EU28 Logs €35.6 Billion Current Account Surplus

Written by | Tuesday, December 10th, 2013
@Eubulletin

According to the latest release of the European chief statistical office, Eurostat, the forecast for the third quarter of 2013 suggest that the EU28 is running a current account surplus of 35.6 billion euro, which is about 1.1 percent of its gross domestic product. This is an improvement compared to the same time span in 2012, when the EU27 ran external surplus of about 30.3 billion euro, which was less than a percent of GDP. In fact, the share of 1.1 percent of EU’s GDP is the biggest at least since mid-2012, and almost twice as high as at the beginning of 2013.
In the third quarter of 2013, the deficit of the goods account turned into a surplus of 1.4 billion euro, compared to the 2012 deficit of 6.8 billion euro. In the meantime, the deficit of the current transfers account declined to minus 16.6 billion euro compared to 2012 deficit of 18.5 billion euro. In contrast, the services accounts logged surplus of almost 40 billion euro compared to last year’s 43 billion. The income account reported a surplus as well (11.2 billion euro) compared to the previous period’s 12.6 billion euro.

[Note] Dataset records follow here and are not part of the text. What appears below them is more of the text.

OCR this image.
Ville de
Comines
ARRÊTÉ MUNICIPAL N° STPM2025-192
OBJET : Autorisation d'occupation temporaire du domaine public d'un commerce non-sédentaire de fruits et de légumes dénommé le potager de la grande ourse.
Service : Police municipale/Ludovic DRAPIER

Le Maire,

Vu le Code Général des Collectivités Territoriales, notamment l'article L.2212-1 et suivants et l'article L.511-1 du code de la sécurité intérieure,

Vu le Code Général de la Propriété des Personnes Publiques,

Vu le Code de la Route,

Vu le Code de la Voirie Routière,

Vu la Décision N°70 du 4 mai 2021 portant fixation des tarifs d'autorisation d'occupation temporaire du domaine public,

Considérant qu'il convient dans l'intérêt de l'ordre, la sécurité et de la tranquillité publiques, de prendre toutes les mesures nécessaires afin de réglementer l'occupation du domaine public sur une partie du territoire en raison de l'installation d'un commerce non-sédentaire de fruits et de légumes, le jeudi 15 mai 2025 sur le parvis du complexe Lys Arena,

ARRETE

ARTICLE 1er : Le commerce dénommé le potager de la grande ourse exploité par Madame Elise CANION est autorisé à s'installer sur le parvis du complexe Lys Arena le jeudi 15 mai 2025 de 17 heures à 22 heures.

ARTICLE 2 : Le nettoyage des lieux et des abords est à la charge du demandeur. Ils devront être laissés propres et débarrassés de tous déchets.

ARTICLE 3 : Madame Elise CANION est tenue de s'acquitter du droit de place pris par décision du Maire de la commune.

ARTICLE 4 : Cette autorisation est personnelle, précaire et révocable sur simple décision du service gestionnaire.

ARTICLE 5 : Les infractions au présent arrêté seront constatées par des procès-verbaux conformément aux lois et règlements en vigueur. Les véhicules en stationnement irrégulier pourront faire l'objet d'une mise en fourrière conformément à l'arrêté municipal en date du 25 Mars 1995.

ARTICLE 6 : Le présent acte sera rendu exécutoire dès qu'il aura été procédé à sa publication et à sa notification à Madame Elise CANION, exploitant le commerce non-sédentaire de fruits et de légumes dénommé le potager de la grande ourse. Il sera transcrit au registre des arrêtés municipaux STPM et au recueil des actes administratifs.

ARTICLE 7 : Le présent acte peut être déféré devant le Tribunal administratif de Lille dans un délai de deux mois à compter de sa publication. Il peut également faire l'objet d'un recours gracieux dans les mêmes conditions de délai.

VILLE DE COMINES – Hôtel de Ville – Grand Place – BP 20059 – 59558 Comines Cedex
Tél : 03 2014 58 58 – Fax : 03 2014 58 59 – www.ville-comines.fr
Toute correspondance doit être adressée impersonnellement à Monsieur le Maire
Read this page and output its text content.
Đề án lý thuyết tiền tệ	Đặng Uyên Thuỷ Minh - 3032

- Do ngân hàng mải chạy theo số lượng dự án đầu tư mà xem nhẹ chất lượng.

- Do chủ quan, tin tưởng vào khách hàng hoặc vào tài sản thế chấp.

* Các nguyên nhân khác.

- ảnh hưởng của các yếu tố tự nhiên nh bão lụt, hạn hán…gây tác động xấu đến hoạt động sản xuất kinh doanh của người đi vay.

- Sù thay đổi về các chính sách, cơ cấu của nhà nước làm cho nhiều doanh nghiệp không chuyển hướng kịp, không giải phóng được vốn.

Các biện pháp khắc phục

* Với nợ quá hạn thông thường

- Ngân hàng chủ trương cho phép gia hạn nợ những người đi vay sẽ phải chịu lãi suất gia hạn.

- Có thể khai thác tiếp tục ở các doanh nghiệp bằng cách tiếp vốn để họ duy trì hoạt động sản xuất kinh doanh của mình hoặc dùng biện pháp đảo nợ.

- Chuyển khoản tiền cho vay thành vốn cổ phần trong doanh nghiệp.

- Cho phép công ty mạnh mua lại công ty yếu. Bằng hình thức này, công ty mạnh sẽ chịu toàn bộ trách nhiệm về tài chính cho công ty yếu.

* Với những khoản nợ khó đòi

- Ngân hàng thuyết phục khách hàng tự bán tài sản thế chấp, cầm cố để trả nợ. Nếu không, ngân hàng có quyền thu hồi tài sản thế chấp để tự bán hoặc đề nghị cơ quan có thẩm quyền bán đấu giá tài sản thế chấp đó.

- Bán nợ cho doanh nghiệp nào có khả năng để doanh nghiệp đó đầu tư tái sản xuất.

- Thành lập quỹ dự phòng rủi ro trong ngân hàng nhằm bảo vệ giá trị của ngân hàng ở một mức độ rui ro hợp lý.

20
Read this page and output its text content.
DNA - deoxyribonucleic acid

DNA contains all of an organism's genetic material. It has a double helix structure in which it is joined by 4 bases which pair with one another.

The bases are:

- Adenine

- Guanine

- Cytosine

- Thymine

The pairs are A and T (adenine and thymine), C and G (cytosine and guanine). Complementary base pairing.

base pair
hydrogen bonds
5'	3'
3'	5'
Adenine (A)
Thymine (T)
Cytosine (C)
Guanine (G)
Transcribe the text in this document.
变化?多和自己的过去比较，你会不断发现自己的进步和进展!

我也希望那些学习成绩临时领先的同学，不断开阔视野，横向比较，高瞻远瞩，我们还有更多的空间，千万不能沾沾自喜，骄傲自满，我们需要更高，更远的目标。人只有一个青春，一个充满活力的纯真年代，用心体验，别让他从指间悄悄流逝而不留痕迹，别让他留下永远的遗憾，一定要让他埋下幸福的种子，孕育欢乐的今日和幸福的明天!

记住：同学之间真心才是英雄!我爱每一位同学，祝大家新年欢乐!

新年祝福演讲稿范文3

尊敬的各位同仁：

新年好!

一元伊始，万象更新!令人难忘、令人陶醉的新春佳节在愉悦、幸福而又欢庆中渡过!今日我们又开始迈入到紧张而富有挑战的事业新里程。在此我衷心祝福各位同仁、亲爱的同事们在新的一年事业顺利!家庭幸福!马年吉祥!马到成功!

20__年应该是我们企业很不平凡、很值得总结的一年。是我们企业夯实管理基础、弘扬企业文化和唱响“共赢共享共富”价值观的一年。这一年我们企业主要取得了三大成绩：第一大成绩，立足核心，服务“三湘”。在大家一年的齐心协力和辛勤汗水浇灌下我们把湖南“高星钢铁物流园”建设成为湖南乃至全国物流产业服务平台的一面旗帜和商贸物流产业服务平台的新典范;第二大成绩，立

When it comes down to the currency union, the figures are somewhat different. The eurozone of 17 countries logged current account surplus of 52.6 billion euro in the third quarter of 2013, which represented 2.2 percent of its GDP. This, however, marks a slight decline compared to the end of last year, when the eurozone’s 43.5 billion current account surplus represented about 2.6 percent of its GDP. Moreover, the overall surplus in the third quarter of 2013 consisted of about 40 billion surplus in balance of trade in goods, almost 29 billion in trade with services, nearly 14 percent in balance of income, while the balance of current transfers was negative totaling 31.7 billion euro.